Imagine that there are two providers of the same service. Their quality and timeliness are comparable. However, one provider charges significantly more than the other. In a normally functioning market, you would expect that the more expensive provider would have to significantly change its cost structure to stay in business.
What if the more expensive provider argued that it had higher overhead, and therefore needed and deserved to be paid more? He would be laughed out of the marketplace. Yet, this is exactly what happens in Medicare. Because of different fee schedules, doctors in independent practice are paid less for the same procedure than hospital-based outpatient facilities. Unsurprisingly, this has resulted in hospitals buying up physician practices, in order to profit from this arbitrage:
For example, Medicare pays more than twice as much for a level II echocardiogram in an outpatient facility ($453) as it does in a freestanding physician office ($189). This payment difference creates a financial incentive for hospitals to purchase freestanding physicians’ offices and convert them to HOPDs without changing their location or patient mix. For example, from 2010 to 2012, echocardiograms provided in HOPDs increased 33 percent, while those in physician offices declined 10 percent. (Medicare Payment Advisory Commission, March 2014, p. 53)

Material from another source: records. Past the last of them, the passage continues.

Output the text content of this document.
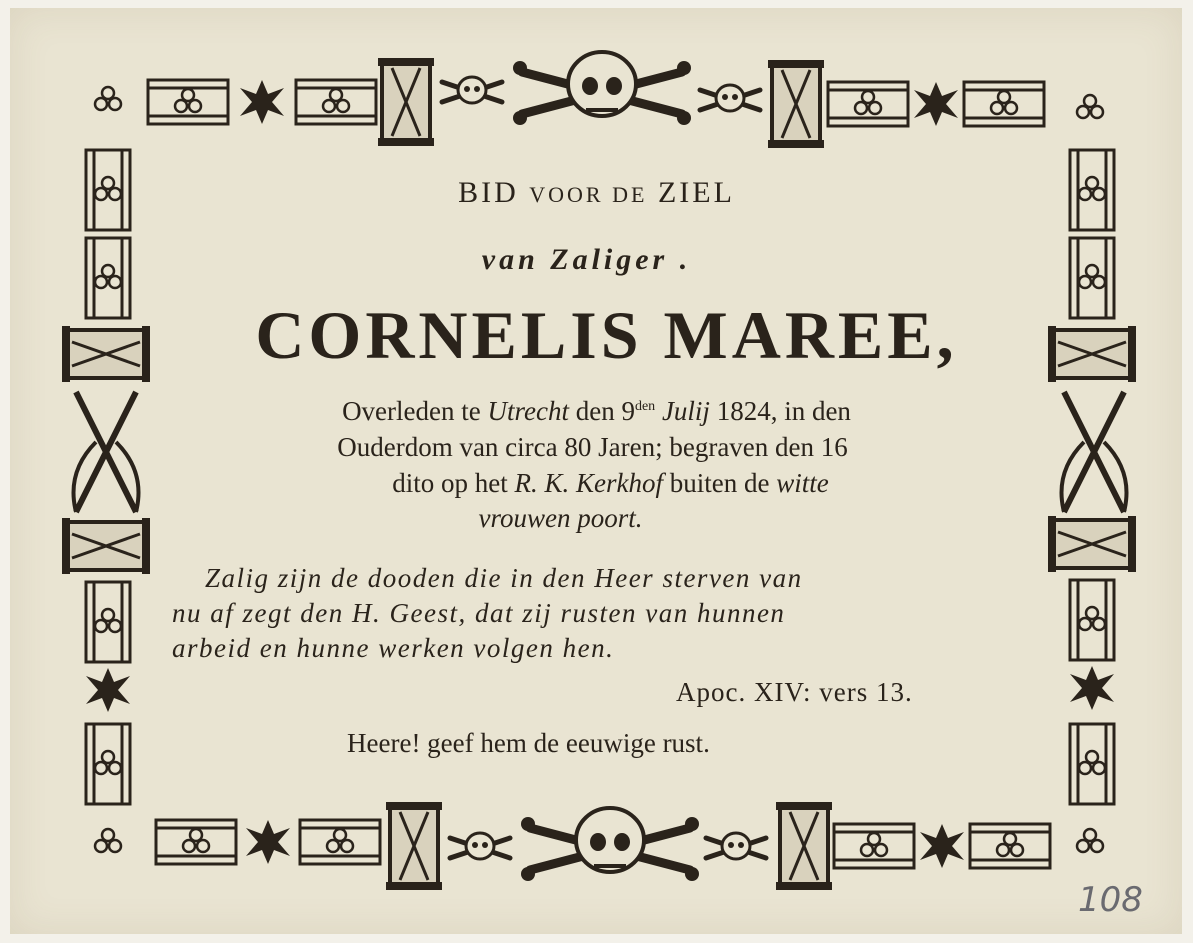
BID VOOR DE ZIEL
van Zaliger .
CORNELIS MAREE,
Overleden te Utrecht den $9^{den}$ Julij 1824, in den
Ouderdom van circa 80 Jaren; begraven den 16
dito op het R. K. Kerkhof buiten de witte
vrouwen poort.
Zalig zijn de dooden die in den Heer sterven van
nu af zegt den H. Geest, dat zij rusten van hunnen
arbeid en hunne werken volgen hen.
Apoc. XIV: vers 13.
Heere! geef hem de eeuwige rust.
108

The Medicare Payment Advisory Commission (MedPAC) has argued that the fees should be “site neutral” for many procedures. President Obama’s budget proposes to phase this in starting in 2017, and estimates savings of $29.5 billion over ten years (p. 65).
This is something I've seen a lot. A hospital buys a clinic. The clinic keeps the same doctors, seeing the same patients. Nothing about the building changes. But the cost of the medical care increases significantly just because the ownership changed. That's wrong and needs to stop. I support this piece of President Obama's budget.